Segundo a delegada Joyce Coelho, responsável pelo caso, a mãe contou em depoimento que o menino passou mal logo depois do jantar, por volta das 18h30 e que foi socorrido em casa pelo padrasto.
Ela disse ainda que o filho desmaiou e que ela e o homem fizeram massagem cardíaca (versão que não foi confirmada pelo marido). Após isso, ela correu com a vítima para o pronto-socorro. Os médicos, porém, relataram à polícia, que quando o menino chegou, já estava com enrijecido pelo tempo que havia morrido.

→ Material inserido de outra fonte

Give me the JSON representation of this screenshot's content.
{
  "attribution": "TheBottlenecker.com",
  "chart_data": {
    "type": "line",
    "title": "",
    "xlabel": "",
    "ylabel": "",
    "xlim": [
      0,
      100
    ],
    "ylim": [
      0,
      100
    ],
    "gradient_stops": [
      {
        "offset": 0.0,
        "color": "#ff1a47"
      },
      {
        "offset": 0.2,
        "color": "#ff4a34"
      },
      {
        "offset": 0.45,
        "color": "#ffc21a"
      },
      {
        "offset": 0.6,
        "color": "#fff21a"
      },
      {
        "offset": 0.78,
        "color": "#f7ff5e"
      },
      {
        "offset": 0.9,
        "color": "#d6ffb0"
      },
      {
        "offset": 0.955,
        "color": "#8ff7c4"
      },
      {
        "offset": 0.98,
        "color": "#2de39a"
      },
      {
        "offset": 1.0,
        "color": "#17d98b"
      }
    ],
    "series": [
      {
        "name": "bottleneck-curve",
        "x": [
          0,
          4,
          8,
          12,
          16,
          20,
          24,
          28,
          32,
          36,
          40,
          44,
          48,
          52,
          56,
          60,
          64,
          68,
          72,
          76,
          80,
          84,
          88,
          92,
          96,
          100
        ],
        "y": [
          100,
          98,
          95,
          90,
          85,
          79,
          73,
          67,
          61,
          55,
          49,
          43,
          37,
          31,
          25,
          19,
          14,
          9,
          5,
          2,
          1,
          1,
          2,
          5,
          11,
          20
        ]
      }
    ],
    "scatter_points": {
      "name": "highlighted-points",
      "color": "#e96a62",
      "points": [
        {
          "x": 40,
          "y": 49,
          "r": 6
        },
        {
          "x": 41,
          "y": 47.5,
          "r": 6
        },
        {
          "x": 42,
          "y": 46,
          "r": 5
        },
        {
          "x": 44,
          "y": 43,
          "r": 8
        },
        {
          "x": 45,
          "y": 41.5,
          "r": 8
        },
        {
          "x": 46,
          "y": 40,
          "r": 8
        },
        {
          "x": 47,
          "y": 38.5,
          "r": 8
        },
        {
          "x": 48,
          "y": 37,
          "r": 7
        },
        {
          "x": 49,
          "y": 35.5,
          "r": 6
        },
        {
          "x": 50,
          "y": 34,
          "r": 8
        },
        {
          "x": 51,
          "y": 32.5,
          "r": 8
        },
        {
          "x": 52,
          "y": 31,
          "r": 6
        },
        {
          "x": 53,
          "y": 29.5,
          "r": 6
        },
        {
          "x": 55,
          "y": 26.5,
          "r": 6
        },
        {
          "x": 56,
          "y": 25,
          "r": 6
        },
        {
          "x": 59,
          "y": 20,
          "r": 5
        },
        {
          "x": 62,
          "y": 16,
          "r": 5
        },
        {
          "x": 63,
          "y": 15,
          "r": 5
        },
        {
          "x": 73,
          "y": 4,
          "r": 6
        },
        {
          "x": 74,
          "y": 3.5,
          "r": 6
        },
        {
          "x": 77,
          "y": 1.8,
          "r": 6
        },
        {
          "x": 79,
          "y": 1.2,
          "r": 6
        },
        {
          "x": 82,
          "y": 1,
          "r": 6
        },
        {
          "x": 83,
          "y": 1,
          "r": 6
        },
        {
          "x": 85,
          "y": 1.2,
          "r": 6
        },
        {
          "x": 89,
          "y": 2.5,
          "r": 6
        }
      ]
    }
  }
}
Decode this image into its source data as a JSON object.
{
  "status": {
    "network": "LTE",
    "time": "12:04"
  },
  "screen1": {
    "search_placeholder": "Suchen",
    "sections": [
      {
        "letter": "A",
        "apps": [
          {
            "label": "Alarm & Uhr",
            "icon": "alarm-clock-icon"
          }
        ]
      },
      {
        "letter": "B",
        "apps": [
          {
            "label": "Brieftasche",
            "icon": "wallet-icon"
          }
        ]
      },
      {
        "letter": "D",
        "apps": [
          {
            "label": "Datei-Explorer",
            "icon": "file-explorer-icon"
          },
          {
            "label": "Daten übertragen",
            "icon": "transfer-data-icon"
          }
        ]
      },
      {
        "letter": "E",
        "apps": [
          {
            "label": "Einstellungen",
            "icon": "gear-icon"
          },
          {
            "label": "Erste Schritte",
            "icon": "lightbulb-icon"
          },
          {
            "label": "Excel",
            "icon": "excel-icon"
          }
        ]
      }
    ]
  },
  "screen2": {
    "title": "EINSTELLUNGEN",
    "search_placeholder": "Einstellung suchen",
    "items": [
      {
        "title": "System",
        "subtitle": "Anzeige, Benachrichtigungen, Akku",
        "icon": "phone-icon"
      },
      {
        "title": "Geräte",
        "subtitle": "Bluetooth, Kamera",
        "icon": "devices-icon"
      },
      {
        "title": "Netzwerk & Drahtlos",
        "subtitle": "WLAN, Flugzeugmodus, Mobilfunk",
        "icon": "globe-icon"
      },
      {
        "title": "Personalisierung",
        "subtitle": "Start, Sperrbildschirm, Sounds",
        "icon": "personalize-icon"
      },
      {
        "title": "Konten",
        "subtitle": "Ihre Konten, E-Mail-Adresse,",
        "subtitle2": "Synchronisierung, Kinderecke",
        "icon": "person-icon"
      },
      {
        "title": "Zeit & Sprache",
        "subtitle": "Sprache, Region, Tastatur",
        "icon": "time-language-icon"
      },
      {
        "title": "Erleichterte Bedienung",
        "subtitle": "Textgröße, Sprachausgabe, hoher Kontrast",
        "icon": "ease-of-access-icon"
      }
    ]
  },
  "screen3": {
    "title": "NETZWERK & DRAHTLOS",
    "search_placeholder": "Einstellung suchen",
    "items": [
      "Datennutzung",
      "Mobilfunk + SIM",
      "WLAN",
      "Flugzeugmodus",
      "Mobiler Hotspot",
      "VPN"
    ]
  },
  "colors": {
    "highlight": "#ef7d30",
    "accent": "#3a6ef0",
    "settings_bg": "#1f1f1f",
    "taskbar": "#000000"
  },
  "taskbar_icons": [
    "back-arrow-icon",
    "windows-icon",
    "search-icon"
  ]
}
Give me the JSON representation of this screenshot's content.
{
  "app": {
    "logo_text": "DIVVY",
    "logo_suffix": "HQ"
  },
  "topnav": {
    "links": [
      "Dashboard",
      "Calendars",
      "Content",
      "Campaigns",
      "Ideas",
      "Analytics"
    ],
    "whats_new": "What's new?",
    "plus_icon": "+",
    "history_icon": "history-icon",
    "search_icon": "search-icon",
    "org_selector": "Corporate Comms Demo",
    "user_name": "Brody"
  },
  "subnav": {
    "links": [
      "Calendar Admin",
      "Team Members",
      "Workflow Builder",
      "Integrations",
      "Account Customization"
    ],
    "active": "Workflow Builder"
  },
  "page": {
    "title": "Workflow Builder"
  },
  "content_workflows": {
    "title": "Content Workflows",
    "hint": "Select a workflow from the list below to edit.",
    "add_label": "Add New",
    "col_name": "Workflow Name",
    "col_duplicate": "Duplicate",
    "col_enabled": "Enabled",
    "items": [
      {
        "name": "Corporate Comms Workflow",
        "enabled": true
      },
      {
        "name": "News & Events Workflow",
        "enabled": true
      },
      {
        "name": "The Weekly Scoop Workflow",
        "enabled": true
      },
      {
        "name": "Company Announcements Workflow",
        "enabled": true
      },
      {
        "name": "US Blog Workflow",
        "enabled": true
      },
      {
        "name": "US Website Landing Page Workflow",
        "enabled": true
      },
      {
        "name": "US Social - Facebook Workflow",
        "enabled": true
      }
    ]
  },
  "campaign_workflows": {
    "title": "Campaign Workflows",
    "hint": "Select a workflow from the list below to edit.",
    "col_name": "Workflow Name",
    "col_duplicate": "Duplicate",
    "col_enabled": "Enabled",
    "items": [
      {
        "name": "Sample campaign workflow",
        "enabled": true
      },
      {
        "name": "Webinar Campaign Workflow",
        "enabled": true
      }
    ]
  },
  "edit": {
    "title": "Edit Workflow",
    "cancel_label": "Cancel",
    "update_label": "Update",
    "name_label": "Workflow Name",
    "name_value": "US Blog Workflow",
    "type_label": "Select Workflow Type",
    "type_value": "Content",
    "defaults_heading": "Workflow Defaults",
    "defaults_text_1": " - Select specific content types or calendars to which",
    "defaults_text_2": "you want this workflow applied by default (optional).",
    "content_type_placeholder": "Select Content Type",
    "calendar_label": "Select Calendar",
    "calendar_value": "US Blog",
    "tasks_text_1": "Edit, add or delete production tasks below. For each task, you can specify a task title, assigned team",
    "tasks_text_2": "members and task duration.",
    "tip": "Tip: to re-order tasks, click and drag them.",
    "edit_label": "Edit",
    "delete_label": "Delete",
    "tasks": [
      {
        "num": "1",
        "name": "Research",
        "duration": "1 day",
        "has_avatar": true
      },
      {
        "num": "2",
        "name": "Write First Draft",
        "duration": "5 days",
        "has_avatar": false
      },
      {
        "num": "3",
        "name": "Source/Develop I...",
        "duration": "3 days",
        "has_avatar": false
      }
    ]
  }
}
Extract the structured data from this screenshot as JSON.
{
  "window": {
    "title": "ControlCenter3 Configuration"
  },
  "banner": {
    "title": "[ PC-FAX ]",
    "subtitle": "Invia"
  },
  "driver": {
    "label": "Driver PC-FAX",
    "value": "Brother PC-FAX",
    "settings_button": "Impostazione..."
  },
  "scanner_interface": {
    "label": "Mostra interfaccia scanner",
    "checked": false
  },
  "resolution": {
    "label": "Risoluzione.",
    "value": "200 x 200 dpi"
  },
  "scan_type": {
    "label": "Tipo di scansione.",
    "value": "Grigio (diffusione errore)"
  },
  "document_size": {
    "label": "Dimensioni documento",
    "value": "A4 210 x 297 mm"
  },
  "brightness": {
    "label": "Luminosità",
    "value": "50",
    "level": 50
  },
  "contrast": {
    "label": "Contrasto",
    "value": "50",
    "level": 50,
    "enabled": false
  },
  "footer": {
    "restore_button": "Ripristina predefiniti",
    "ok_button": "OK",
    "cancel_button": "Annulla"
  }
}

“O laudo médico preliminar saiu de imediato e totalmente contraditório à palavra da mãe. A causa da morte foi hemorragia nos órgãos internos causada por pancada contundente no fígado e no baço que causou rompimento (...) O pronto-socorro diz que não realizou qualquer manobra com a criança porque ela já chegou lá morta ao hospital. Ela foi pra sala de reanimação, mas lá inclusive, eles perceberam que ela já apresentava rigidez cadavérica”, explica Joyce.
Segundo a delegada, isso evidenciava que a criança morreu e apenas muito tempo depois ela foi levada para receber socorro. Os exames também mostraram que as agressões ocorriam há mais de um ano.